Ringfort (Rath), Tullahennel, Co. Kerry
Co. Kerry |
Ringforts
In the farmland of Tullahennel in north County Kerry, a low rise in the ground marks what was once an enclosed settlement, probably dating to the early medieval period.
It is easy to miss, the kind of feature that registers only as a slight unevenness underfoot, yet the earthworks here preserve the outline of a rath, a type of ringfort typically formed by a single bank and ditch encircling a family farmstead. Thousands of these were built across Ireland between roughly the sixth and tenth centuries, and Tullahennel holds one of the quieter survivors.

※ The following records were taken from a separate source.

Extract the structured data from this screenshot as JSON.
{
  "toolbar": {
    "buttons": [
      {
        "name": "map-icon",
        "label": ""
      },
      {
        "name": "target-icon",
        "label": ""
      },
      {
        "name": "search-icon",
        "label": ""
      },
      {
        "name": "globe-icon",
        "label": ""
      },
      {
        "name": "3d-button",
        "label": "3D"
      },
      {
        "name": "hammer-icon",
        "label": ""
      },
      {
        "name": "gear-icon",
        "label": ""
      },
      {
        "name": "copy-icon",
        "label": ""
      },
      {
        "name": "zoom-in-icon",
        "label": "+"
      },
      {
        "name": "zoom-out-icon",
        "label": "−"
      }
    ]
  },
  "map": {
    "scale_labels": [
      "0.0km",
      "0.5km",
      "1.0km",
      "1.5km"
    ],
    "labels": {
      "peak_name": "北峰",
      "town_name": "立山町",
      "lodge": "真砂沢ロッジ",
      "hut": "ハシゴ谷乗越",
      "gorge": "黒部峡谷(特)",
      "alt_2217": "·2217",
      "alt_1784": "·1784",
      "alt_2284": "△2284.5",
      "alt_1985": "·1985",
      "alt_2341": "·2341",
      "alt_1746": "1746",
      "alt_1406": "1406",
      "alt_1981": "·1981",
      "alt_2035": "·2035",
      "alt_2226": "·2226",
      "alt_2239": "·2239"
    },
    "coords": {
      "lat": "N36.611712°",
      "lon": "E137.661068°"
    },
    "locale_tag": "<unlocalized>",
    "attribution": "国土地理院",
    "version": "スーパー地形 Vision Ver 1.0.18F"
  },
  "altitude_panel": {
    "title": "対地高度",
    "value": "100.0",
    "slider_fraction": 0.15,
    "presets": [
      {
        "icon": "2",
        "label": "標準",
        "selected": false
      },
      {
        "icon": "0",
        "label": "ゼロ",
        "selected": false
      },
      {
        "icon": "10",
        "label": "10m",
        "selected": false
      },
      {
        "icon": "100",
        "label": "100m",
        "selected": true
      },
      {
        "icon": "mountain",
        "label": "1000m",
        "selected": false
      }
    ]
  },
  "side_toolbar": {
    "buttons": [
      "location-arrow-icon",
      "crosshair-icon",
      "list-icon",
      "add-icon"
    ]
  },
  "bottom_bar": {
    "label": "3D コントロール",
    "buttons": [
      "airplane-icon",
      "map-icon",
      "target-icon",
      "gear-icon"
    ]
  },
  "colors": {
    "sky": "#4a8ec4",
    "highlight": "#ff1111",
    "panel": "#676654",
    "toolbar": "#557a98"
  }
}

The site takes the form of a raised sub-circular area sitting about 0.6 metres above the surrounding land, with internal measurements of roughly 29 metres north to south and 24 metres east to west. Along the southern and western arcs, an earthen bank remains visible, standing 1.2 metres high on the outer face, 0.9 metres on the inner, and spreading some 7 metres in width, figures that suggest a once substantial enclosure even if the full circuit has not survived intact. The classification as univallate simply means it appears to have had a single surrounding bank rather than the multiple concentric rings found at higher-status sites. The rath appears on both editions of the Ordnance Survey maps of the area, though by the time the later edition was produced a fieldbank had been driven across the site on a northeast to southwest alignment, cutting through what remained and complicating the picture for anyone trying to read the earthworks on the ground. That intrusion, routine in the context of centuries of agricultural reorganisation, is part of why the site looks fragmented today rather than forming the clean ring a plan drawing might suggest.